Quick question… I know that if a model has only local (per-data) latent variables, then we don’t need to poutine.scale the likelihood log prob when using mini-batches (which is why we don’t with a VAE).
However, if we have both global and local latent variables, I’m pretty sure we do have to scale the likelihood log prob for mini-batches… but my question is, do we also need to scale the local latent log probs in both the model and the guide too? It seems like this would give too much weight to a per-datapoint prior relative to the data, wouldn’t it?
I wondered the same and all I can say is that pyro’s autoguide does scale them as well:
N = 15
X = jnp.array(np.linspace(.001, 1., N))
def model(subsample_size=None):
noise = numpyro.sample('noise', Gamma(1., 100.))
with numpyro.plate('n', N, subsample_size=subsample_size) as ind:
z = numpyro.sample('z', Gamma(1., 1.))
x = numpyro.sample('x', LogNormal(jnp.log(z), noise), obs=X[ind])
guide = numpyro.infer.autoguide.AutoNormal(model)
subsample_size = 2
model_seed, guide_seed = random.split(random.key(0))
seeded_guide = handlers.seed(guide, guide_seed)

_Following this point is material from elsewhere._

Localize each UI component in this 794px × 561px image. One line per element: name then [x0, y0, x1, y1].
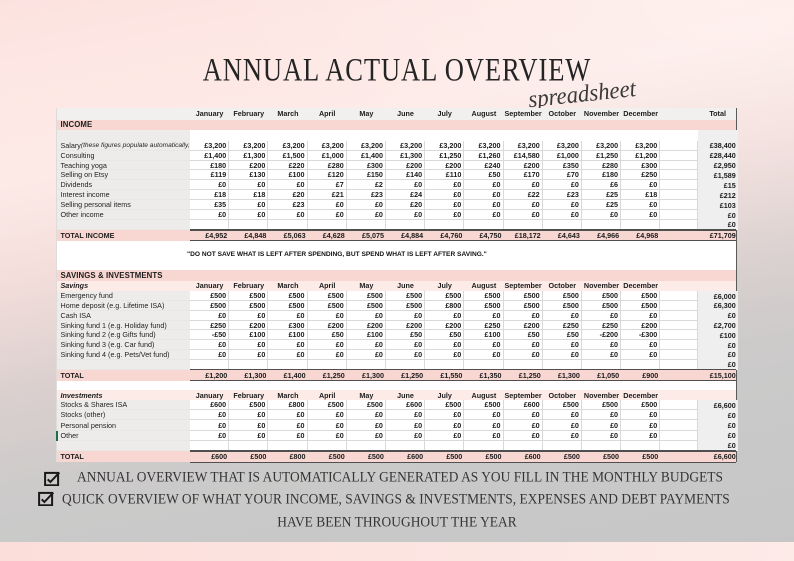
svg-text:spreadsheet: spreadsheet — [527, 75, 638, 112]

seeded_model = handlers.seed(model, model_seed)
# params = svi.get_params(self.model.svi_state)
trace_m, trace_g = numpyro.infer.util.get_importance_trace(
seeded_model, seeded_guide, [subsample_size], {}, {})

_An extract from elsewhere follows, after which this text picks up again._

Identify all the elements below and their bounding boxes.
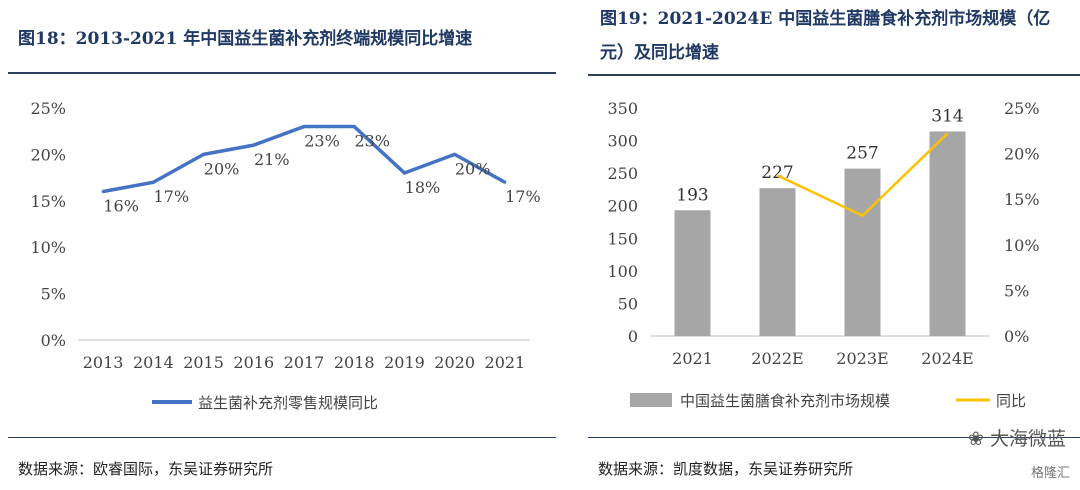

# trace_m, trace_g = next(elbo._get_traces(model, guide, [subsample_size], {}))
print('Model')
for _, node in trace_m.items():
if 'scale' in node:
print(node['name'], node['scale'])
print('Guide')
for _, node in trace_g.items():
if 'scale' in node:
print(node['name'], node['scale'])
Outputs:
Model
noise None
n 1.0
z 7.5
x 7.5
Guide
n 1.0
noise_auto_loc None
noise_auto_scale None
noise None
z_auto_loc 7.5
z_auto_scale 7.5
z 7.5